Apparently, the meaty roles aren't being offered to Berry, despite her Oscar and her obvious range. So she rustled up this one, sort of a prefab Sybil, allegedly based on a true story. It's got all the right ingredients - but it still has the formula feel to it, like the difference between a cake made from a mix and one made from scratch.

Berry plays Frankie, first glimpsed in the South of the late 1950s, the last days of the virulent Jim Crow policies. Then we jump to the film's present - the early 1970s in the San Francisco Bay Area. Frankie is now a popular exotic dancer (not a stripper, apparently, because she shows no skin) - more of a go-go dancer who teases without actually offering anything.

She's popular among the clientele (because, hey, she looks like Halle Berry) and with her coworkers, because she's a sassy, no-nonsense type with a sense of humor.
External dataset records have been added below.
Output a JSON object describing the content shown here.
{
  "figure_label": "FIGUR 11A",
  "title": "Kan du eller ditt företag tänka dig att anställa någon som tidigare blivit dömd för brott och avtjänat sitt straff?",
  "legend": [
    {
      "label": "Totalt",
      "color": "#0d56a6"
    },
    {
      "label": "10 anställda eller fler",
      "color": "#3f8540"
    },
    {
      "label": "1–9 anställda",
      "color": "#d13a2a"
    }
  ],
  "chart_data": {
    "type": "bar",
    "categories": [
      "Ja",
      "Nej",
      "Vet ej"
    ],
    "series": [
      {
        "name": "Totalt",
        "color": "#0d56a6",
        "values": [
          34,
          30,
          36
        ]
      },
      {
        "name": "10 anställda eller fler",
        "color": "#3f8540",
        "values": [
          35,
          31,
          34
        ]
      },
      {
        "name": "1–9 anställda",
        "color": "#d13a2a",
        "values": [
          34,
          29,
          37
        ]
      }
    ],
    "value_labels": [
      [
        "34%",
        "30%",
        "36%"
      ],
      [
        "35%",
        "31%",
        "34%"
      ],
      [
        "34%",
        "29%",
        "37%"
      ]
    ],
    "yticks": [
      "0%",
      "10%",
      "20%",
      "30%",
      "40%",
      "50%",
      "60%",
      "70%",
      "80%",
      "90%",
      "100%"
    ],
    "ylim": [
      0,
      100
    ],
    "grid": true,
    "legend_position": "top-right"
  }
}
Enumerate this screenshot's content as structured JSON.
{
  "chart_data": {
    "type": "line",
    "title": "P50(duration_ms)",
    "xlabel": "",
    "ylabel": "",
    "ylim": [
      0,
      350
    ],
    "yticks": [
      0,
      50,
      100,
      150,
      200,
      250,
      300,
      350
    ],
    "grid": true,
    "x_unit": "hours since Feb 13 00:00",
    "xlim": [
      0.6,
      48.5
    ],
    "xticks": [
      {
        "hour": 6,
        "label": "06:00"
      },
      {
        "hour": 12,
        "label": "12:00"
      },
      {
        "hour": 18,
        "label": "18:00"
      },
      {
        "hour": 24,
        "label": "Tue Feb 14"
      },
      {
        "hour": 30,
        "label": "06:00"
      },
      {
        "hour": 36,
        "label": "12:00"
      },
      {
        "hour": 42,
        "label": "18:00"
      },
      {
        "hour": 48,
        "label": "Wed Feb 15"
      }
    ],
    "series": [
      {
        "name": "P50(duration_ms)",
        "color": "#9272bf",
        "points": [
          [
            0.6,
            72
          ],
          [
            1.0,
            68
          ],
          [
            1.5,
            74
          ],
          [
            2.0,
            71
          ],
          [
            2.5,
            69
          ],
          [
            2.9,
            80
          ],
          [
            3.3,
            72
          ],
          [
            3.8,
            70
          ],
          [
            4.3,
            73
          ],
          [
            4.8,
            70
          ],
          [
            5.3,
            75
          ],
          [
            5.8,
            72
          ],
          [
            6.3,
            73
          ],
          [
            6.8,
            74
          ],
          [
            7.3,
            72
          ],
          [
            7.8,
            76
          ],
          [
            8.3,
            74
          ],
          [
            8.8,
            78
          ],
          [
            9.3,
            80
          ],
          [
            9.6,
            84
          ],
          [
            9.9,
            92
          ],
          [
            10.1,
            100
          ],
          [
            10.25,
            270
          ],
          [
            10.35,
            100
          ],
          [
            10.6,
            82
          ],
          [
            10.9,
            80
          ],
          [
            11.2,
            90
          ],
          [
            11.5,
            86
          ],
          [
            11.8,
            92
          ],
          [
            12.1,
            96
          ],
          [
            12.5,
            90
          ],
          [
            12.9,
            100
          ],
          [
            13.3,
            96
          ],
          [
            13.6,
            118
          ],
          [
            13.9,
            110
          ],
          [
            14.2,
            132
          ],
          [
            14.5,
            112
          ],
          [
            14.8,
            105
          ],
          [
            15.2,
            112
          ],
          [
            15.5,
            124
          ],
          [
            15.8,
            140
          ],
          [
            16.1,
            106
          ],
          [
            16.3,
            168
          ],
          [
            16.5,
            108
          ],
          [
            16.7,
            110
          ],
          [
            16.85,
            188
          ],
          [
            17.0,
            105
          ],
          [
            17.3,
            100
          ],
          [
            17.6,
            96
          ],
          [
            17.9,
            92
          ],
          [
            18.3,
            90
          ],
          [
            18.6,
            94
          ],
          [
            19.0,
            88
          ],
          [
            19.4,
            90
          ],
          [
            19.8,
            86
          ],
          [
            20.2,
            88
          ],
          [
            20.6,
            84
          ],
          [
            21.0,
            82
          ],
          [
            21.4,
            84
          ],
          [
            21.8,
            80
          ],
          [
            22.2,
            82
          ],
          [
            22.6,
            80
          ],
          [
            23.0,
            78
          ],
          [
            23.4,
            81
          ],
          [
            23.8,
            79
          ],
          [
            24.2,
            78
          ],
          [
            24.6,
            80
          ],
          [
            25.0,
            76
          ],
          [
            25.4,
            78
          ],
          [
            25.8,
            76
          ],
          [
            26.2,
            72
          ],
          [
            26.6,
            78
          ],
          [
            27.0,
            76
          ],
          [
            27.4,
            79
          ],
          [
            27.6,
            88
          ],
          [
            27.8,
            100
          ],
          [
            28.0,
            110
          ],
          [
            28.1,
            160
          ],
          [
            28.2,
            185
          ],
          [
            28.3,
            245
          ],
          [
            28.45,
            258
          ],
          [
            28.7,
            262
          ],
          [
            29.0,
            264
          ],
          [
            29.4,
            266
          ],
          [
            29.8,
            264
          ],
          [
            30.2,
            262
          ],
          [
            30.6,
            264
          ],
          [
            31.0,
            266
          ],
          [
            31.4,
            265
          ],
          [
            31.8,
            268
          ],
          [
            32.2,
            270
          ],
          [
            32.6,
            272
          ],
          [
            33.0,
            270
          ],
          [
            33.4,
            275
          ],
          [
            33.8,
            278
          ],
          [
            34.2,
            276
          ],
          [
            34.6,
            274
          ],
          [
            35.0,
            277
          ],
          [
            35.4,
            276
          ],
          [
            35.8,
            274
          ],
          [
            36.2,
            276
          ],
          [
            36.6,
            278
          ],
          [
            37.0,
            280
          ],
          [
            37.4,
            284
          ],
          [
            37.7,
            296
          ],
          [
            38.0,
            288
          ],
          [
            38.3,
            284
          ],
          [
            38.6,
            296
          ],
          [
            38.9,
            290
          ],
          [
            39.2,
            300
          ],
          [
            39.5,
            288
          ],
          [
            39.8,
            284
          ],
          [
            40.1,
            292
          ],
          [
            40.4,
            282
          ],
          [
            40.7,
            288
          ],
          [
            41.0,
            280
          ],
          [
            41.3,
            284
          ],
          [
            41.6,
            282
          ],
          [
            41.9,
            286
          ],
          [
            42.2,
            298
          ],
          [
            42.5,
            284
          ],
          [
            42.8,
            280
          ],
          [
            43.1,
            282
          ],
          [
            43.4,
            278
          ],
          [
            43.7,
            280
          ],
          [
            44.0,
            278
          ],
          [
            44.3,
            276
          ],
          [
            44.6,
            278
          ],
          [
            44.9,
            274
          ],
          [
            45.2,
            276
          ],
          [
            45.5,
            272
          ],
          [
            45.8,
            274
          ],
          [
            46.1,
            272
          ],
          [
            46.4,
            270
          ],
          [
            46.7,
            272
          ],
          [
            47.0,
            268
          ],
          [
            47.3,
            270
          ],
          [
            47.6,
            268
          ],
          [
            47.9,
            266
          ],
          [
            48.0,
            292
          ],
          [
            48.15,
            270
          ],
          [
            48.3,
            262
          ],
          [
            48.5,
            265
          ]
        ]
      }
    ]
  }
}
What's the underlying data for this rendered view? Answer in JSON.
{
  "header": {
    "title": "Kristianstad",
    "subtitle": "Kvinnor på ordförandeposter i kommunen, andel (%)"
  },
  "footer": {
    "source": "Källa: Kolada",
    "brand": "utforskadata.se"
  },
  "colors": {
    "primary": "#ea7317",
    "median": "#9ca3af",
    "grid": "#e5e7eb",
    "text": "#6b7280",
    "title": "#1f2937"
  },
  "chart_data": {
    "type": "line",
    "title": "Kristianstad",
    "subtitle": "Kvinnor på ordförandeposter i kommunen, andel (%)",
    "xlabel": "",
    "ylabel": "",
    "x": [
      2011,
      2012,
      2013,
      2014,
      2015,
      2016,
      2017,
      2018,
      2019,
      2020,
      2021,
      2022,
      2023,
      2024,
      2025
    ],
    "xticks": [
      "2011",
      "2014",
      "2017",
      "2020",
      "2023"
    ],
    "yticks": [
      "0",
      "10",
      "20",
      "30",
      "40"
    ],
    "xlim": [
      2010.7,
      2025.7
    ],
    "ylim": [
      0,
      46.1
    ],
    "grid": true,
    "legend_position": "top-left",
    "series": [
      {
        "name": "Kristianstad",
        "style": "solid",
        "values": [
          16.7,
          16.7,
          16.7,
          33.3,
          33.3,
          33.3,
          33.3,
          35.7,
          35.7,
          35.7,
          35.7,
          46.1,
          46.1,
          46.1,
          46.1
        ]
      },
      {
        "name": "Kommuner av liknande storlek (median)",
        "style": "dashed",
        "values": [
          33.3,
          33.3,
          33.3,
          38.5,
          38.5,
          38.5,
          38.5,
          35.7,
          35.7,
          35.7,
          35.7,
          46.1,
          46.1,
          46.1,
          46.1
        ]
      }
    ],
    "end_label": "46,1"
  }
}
But she has this problem: She keeps winding up in trouble with the police, for episodes of which she has no memory. Usually she wakes up in jail, unsure how she got there.

The episode we see leads to her racing into the street, dodging cars until she finally curls up in a fetal ball in the middle of the roadway. She wakes up in a mental hospital, where she comes to the attention of an empathetic shrink, Dr. Oswald (Stellan Skarsgard). He gradually begins to get a handle on her problem: that she suffers from a multiple-personality disorder.

Of course, it takes him some time to make that diagnosis - and he has to commit her to a psychiatric facility to get enough time with her to make any kind of breakthrough. What conflict there is has to do with the reluctance of his superiors, who don't believe Frankie is worth the costs she incurs being a patient of a publicly funded facility.

There's also the backstory, involving the young Frankie and her forbidden love affair back in the South. Her mother (Phylicia Rashad) refuses to acknowledge either the events of the past or Frankie's problems in the present.

Unfortunately, in this script by a squad of writers, there is little tension. It all seems like a showcase for Berry's talents. Even the supposed big shocker - that her dominant alter-ego, Alice, is a racist white woman - seems more like a gimmick than anything else, a device to give Berry some juicy scenes that feel more like acting exercises than a way to advance the drama.

Not that Berry isn't good. She is. But this material feels thin, like something you'd see on the Lifetime or WE networks. It's disease-of-the-week material, rather than a drama that seriously explores this particular corner of the human condition.

Yes, it was good enough to earn Berry a Golden Globe nomination (although who can trust those people?). But Frankie & Alice feels tired and recycled after the first 15 minutes - and doesn't get any better after that.